L’influenza occidentale si è fatta sentire solo in minima parte. Scarse o quasi nulle le forme di contaminazione che hanno contagiato le tribù keniote. «Gli antichi popoli nilotici, i figli del Nilo – prosegue Bocale – ancora oggi usano poggiatesta simili a quelli di Tutankhamon per proteggere le elaborate acconciature. Gli uomini portano all’orecchio destro tanti orecchini quante sono le mogli, e al sinistro quanti sono i figli, oltre al piattellino labiale tipico di alcune tribù. Continuano a utilizzare armi tribali tipo lance, bracciali da polso e anelli uncinati ma non è raro vedere persone che vanno in giro con vecchi fucili, anche se scarichi. Qualcuno sfoggia orologi come ornamento, ma spesso sono rotti e inutilizzabili».
Il sistema sociale e di credenze, invece, non è stato intaccato dall’avvento degli europei. «I kenioti continuano a essere animisti, adorano il dio della pioggia e credono che ogni essere vivente sia abitato da uno spirito. La religione tradizionale è stata conservata e i rari contatti delle popolazioni locali con il cristianesimo si limitano alla frequentazione delle poche missioni europee avviate in alcune zone del Paese».
La cultura e le tradizioni dei kenioti sono minacciate dalla recente scoperta del petrolio. «Non so fino a che punto riusciranno ancora a preservarsi dalla contaminazione», dice l’esperto che spiega più nel dettaglio il sistema sociale sul quale si basano le tribù. «Tra i diversi gruppi vige un odio atavico ma all’interno l’organizzazione è abbastanza complessa. Innanzitutto bisogna distinguere tra Nilotici e Omoro, la cui struttura è articolata in base al cosiddetto ordine gadā. In breve, la tribù è divisa in otto gruppi detti gadā. Ciascun componente alla nascita viene inserito nel gadā di due ordini inferiori rispetto al padre, perciò in uno stesso gruppo è possibile trovare persone appartenenti a ogni fascia d’età. Ogni otto anni si avanza all’ordine superiore e si elegge il capo che controlla tutta la tribù. Le popolazioni nilotiche hanno un ordinamento diverso che non prevede un capo o un’organizzazione sociale strutturata, ma soltanto la presenza di sciamani, stregoni che, al pari degli ornamenti indossati, hanno lo scopo di proteggere gli individui dagli spiriti maligni».

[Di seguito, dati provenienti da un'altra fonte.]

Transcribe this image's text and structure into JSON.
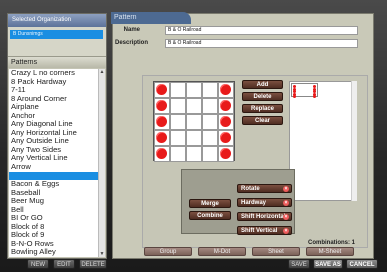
{
  "left_panel": {
    "org_header": "Selected Organization",
    "org_selected": "B Dunsnimgs",
    "patterns_header": "Patterns",
    "patterns": [
      "Crazy L no corners",
      "8 Pack Hardway",
      "7-11",
      "8 Around Corner",
      "Airplane",
      "Anchor",
      "Any Diagonal Line",
      "Any Horizontal Line",
      "Any Outside Line",
      "Any Two Sides",
      "Any Vertical Line",
      "Arrow",
      "B & O Railroad",
      "Bacon & Eggs",
      "Baseball",
      "Beer Mug",
      "Bell",
      "BI Or GO",
      "Block of 8",
      "Block of 9",
      "B-N-O Rows",
      "Bowling Alley",
      "Bracket"
    ],
    "selected_index": 12
  },
  "main": {
    "tab_title": "Pattern",
    "name_label": "Name",
    "name_value": "B & O Railroad",
    "description_label": "Description",
    "description_value": "B & O Railroad",
    "buttons": {
      "add": "Add",
      "delete": "Delete",
      "replace": "Replace",
      "clear": "Clear"
    },
    "ops": {
      "merge": "Merge",
      "combine": "Combine",
      "rotate": "Rotate",
      "hardway": "Hardway",
      "shift_h": "Shift Horizontal",
      "shift_v": "Shift Vertical"
    },
    "combinations_label": "Combinations: 1",
    "tabs": [
      "Group",
      "M-Dot",
      "Sheet",
      "M-Sheet"
    ]
  },
  "bottom": {
    "new": "NEW",
    "edit": "EDIT",
    "delete": "DELETE",
    "save": "SAVE",
    "save_as": "SAVE AS",
    "cancel": "CANCEL"
  },
  "colors": {
    "accent": "#1a8ee2",
    "dot": "#e81a1a",
    "button": "#5e3a2c"
  }
}
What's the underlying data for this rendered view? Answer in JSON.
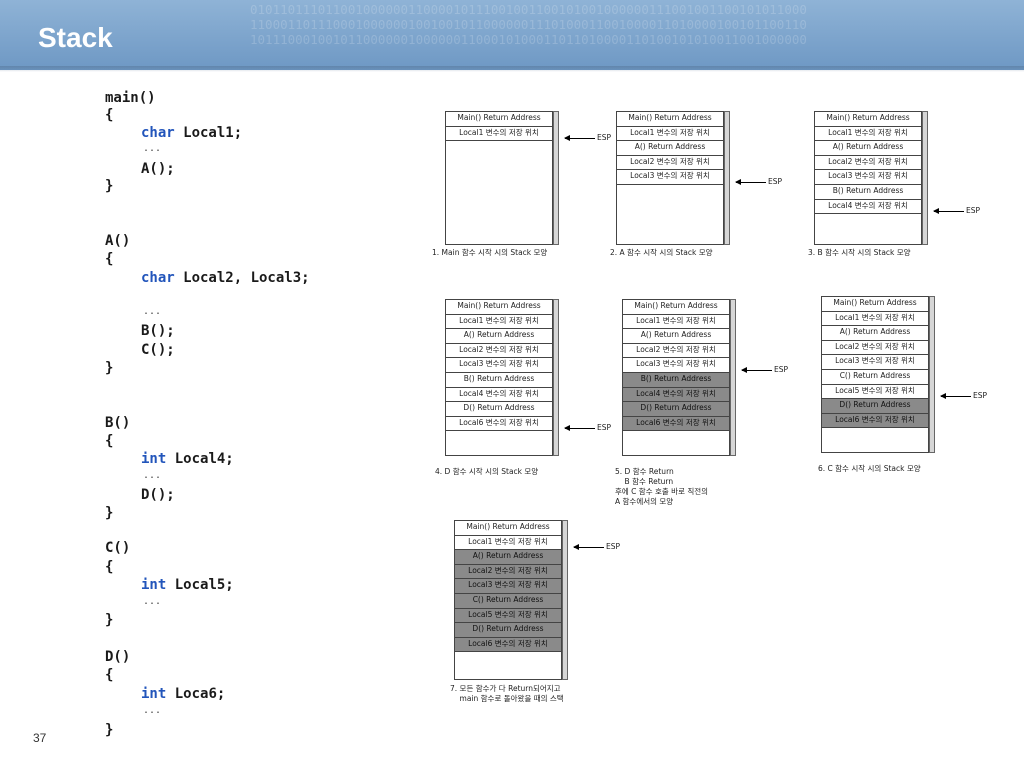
{
  "slide": {
    "title": "Stack",
    "page_number": "37",
    "background_binary": "01011011101100100000011000010111001001100101001000000111001001100101011000\n11000110111000100000010010010110000001110100011001000011010000100101100110\n10111000100101100000010000001100010100011011010000110100101010011001000000"
  },
  "code": [
    {
      "parts": [
        {
          "t": "main()"
        }
      ]
    },
    {
      "parts": [
        {
          "t": "{"
        }
      ]
    },
    {
      "parts": [
        {
          "t": "char",
          "kw": true
        },
        {
          "t": " Local1;"
        }
      ]
    },
    {
      "parts": [
        {
          "t": "..."
        }
      ],
      "ellipsis": true
    },
    {
      "parts": [
        {
          "t": "A();"
        }
      ]
    },
    {
      "parts": [
        {
          "t": "}"
        }
      ]
    },
    {
      "parts": [
        {
          "t": "A()"
        }
      ]
    },
    {
      "parts": [
        {
          "t": "{"
        }
      ]
    },
    {
      "parts": [
        {
          "t": "char",
          "kw": true
        },
        {
          "t": " Local2, Local3;"
        }
      ]
    },
    {
      "parts": [
        {
          "t": "..."
        }
      ],
      "ellipsis": true
    },
    {
      "parts": [
        {
          "t": "B();"
        }
      ]
    },
    {
      "parts": [
        {
          "t": "C();"
        }
      ]
    },
    {
      "parts": [
        {
          "t": "}"
        }
      ]
    },
    {
      "parts": [
        {
          "t": "B()"
        }
      ]
    },
    {
      "parts": [
        {
          "t": "{"
        }
      ]
    },
    {
      "parts": [
        {
          "t": "int",
          "kw": true
        },
        {
          "t": " Local4;"
        }
      ]
    },
    {
      "parts": [
        {
          "t": "..."
        }
      ],
      "ellipsis": true
    },
    {
      "parts": [
        {
          "t": "D();"
        }
      ]
    },
    {
      "parts": [
        {
          "t": "}"
        }
      ]
    },
    {
      "parts": [
        {
          "t": "C()"
        }
      ]
    },
    {
      "parts": [
        {
          "t": "{"
        }
      ]
    },
    {
      "parts": [
        {
          "t": "int",
          "kw": true
        },
        {
          "t": " Local5;"
        }
      ]
    },
    {
      "parts": [
        {
          "t": "..."
        }
      ],
      "ellipsis": true
    },
    {
      "parts": [
        {
          "t": "}"
        }
      ]
    },
    {
      "parts": [
        {
          "t": "D()"
        }
      ]
    },
    {
      "parts": [
        {
          "t": "{"
        }
      ]
    },
    {
      "parts": [
        {
          "t": "int",
          "kw": true
        },
        {
          "t": " Loca6;"
        }
      ]
    },
    {
      "parts": [
        {
          "t": "..."
        }
      ],
      "ellipsis": true
    },
    {
      "parts": [
        {
          "t": "}"
        }
      ]
    }
  ],
  "esp_label": "ESP",
  "colors": {
    "header": "#7aa2cc",
    "keyword": "#2255bb",
    "shaded_cell": "#8a8a8a"
  },
  "stacks": [
    {
      "caption": "1. Main 함수 시작 시의 Stack 모양",
      "cells": [
        {
          "text": "Main() Return Address",
          "shaded": false
        },
        {
          "text": "Local1 변수의 저장 위치",
          "shaded": false
        }
      ],
      "esp_after_cell": 2
    },
    {
      "caption": "2. A 함수 시작 시의 Stack 모양",
      "cells": [
        {
          "text": "Main() Return Address",
          "shaded": false
        },
        {
          "text": "Local1 변수의 저장 위치",
          "shaded": false
        },
        {
          "text": "A() Return Address",
          "shaded": false
        },
        {
          "text": "Local2 변수의 저장 위치",
          "shaded": false
        },
        {
          "text": "Local3 변수의 저장 위치",
          "shaded": false
        }
      ],
      "esp_after_cell": 5
    },
    {
      "caption": "3. B 함수 시작 시의 Stack 모양",
      "cells": [
        {
          "text": "Main() Return Address",
          "shaded": false
        },
        {
          "text": "Local1 변수의 저장 위치",
          "shaded": false
        },
        {
          "text": "A() Return Address",
          "shaded": false
        },
        {
          "text": "Local2 변수의 저장 위치",
          "shaded": false
        },
        {
          "text": "Local3 변수의 저장 위치",
          "shaded": false
        },
        {
          "text": "B() Return Address",
          "shaded": false
        },
        {
          "text": "Local4 변수의 저장 위치",
          "shaded": false
        }
      ],
      "esp_after_cell": 7
    },
    {
      "caption": "4. D 함수 시작 시의 Stack 모양",
      "cells": [
        {
          "text": "Main() Return Address",
          "shaded": false
        },
        {
          "text": "Local1 변수의 저장 위치",
          "shaded": false
        },
        {
          "text": "A() Return Address",
          "shaded": false
        },
        {
          "text": "Local2 변수의 저장 위치",
          "shaded": false
        },
        {
          "text": "Local3 변수의 저장 위치",
          "shaded": false
        },
        {
          "text": "B() Return Address",
          "shaded": false
        },
        {
          "text": "Local4 변수의 저장 위치",
          "shaded": false
        },
        {
          "text": "D() Return Address",
          "shaded": false
        },
        {
          "text": "Local6 변수의 저장 위치",
          "shaded": false
        }
      ],
      "esp_after_cell": 9
    },
    {
      "caption": "5. D 함수 Return\n    B 함수 Return\n후에 C 함수 호출 바로 직전의\nA 함수에서의 모양",
      "cells": [
        {
          "text": "Main() Return Address",
          "shaded": false
        },
        {
          "text": "Local1 변수의 저장 위치",
          "shaded": false
        },
        {
          "text": "A() Return Address",
          "shaded": false
        },
        {
          "text": "Local2 변수의 저장 위치",
          "shaded": false
        },
        {
          "text": "Local3 변수의 저장 위치",
          "shaded": false
        },
        {
          "text": "B() Return Address",
          "shaded": true
        },
        {
          "text": "Local4 변수의 저장 위치",
          "shaded": true
        },
        {
          "text": "D() Return Address",
          "shaded": true
        },
        {
          "text": "Local6 변수의 저장 위치",
          "shaded": true
        }
      ],
      "esp_after_cell": 5
    },
    {
      "caption": "6. C 함수 시작 시의 Stack 모양",
      "cells": [
        {
          "text": "Main() Return Address",
          "shaded": false
        },
        {
          "text": "Local1 변수의 저장 위치",
          "shaded": false
        },
        {
          "text": "A() Return Address",
          "shaded": false
        },
        {
          "text": "Local2 변수의 저장 위치",
          "shaded": false
        },
        {
          "text": "Local3 변수의 저장 위치",
          "shaded": false
        },
        {
          "text": "C() Return Address",
          "shaded": false
        },
        {
          "text": "Local5 변수의 저장 위치",
          "shaded": false
        },
        {
          "text": "D() Return Address",
          "shaded": true
        },
        {
          "text": "Local6 변수의 저장 위치",
          "shaded": true
        }
      ],
      "esp_after_cell": 7
    },
    {
      "caption": "7. 모든 함수가 다 Return되어지고\n    main 함수로 돌아왔을 때의 스택",
      "cells": [
        {
          "text": "Main() Return Address",
          "shaded": false
        },
        {
          "text": "Local1 변수의 저장 위치",
          "shaded": false
        },
        {
          "text": "A() Return Address",
          "shaded": true
        },
        {
          "text": "Local2 변수의 저장 위치",
          "shaded": true
        },
        {
          "text": "Local3 변수의 저장 위치",
          "shaded": true
        },
        {
          "text": "C() Return Address",
          "shaded": true
        },
        {
          "text": "Local5 변수의 저장 위치",
          "shaded": true
        },
        {
          "text": "D() Return Address",
          "shaded": true
        },
        {
          "text": "Local6 변수의 저장 위치",
          "shaded": true
        }
      ],
      "esp_after_cell": 2
    }
  ]
}
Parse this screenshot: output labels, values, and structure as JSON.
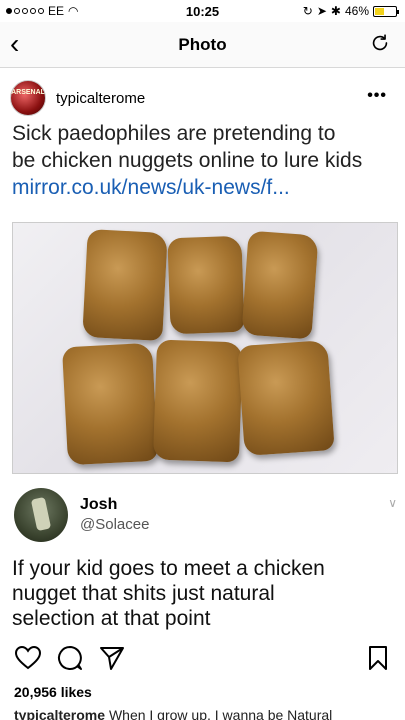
{
  "status_bar": {
    "carrier": "EE",
    "time": "10:25",
    "battery_percent": "46%",
    "battery_level": 0.46
  },
  "nav": {
    "title": "Photo",
    "back_icon": "chevron-left-icon",
    "refresh_icon": "refresh-icon"
  },
  "post": {
    "username": "typicalterome",
    "avatar_text": "ARSENAL",
    "caption_lines": [
      "Sick paedophiles are pretending to",
      "be chicken nuggets online to lure kids"
    ],
    "caption_link": "mirror.co.uk/news/uk-news/f..."
  },
  "tweet": {
    "name": "Josh",
    "handle": "@Solacee",
    "text_lines": [
      "If your kid goes to meet a chicken",
      "nugget that shits just natural",
      "selection at that point"
    ]
  },
  "actions": {
    "likes": "20,956 likes"
  },
  "comment": {
    "user": "typicalterome",
    "text": "When I grow up, I wanna be Natural"
  }
}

Diversi anche i compiti che spettano a uomini e donne: «Le donne lavorano molto – racconta Bocale – Valgono di più se fanno figli maschi, sono proprietarie della capanna in cui vivono e tra le loro mansioni c’è accudire i figli e gli animali domestici, e andare in cerca di legna da ardere. Gli uomini, invece, si occupano degli zebù, grossi mammiferi domestici simili ai tori. Questi animali rappresentano una ricchezza per le tribù keniote che si nutrono del loro sangue, o bevendolo direttamente dopo aver inciso la giugulare o mischiandolo al latte. Secondo la credenza, tutti gli animali del mondo appartengono alla tribù quindi capita spesso che si rubino il bestiame vicenda».
Tanti e complessi i volti del Kenya, un variegato scenario che lascia spazio alla fantasia e alimenta la sete di libertà, quella voglia primitiva di riscoprire l’antico legame con la natura, tanto bella e selvaggia quanto crudele.